I’ve been doing some research about the possible applications and implementations, and most importantly, about the options for chosing the instruction set of such a machine. One could write a Java library with hundreds or thousands (!) of utility functions for specific CUDA kernels. But I wanted to reduce this to a „minimal“ (or at least, very small) instruction set that should be capable of emulating all functions that could possibly be required, and use these functions as building blocks for more complex ones.
So I started this implementation according to the description in the thesis, but basically got stuck at the concept of „segmented vectors“. It is an astonishingly powerful concept, and it does not look very complicated at the first glance, but I found it tremendously hard to implement - and it never worked properly . Maybe I’ll give it another try, but am not sure when I will find the time for that.

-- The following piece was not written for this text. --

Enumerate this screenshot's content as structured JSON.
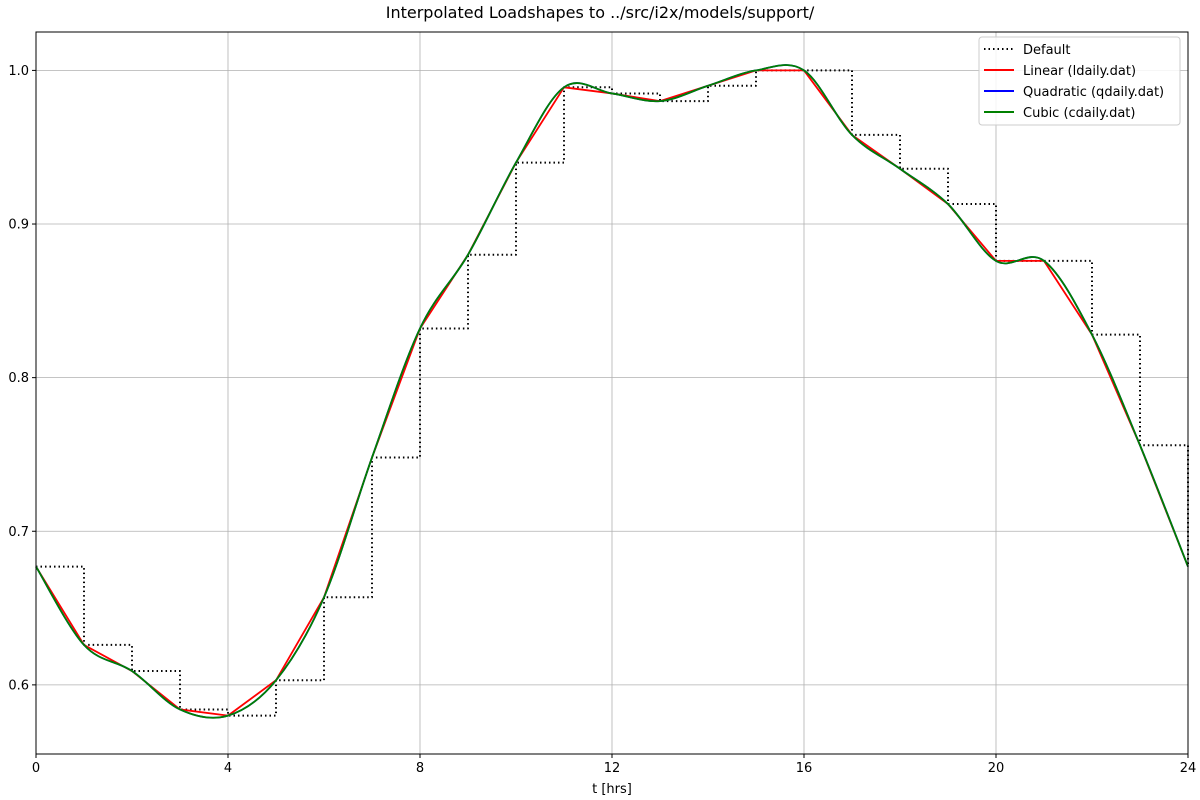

But since this „Vector Processing Machine“ is postponed and might never be implemented at all, one first step would certainly be what you proposed, namely to implement the first set of „simple“ vector operations like the ones mentioned above.
What I can already say is that the concept of having a such set of library functions is definitely feasible. I already did this with OpenCL/JOCL: There I had to do some computations, for example, a simple numerical integration for a simulation, with kernels that (in pseudocode) did roughly things like
void integrate(float *positions, float *velocities, float *accelerations, float timeStep)
{
int t = ... // thread index
velocities[t] += accelerations[t] * timeStep;
positions[t] += velocities[t] * timeStep;
...
}
Then I broke this down into a set of individual „basic vector instruction kernels“. For example, one „scaleAdd“ kernel, that just did the operation „vectorA += vectorB * scalar“. Using these kernels, I could build the original operation in Java like this:
void integrate(Pointer positions, Pointer velocities, Pointer accelerations, float timeStep)
{
scaleAdd(velocities, accelerations, timeStep);
scaleAdd(positions, velocities, timeStep);
...
}
And in the end, the computation that was based on these „basic vector instruction kernels“ was only a few percent slower (but of course, much more flexible and versatile!) than the highly specific kernel.
I’ll have some business trips in the next few days, but will definitely have a closer look at this (and respond to your mails!) beginning of next week.
bye
Marco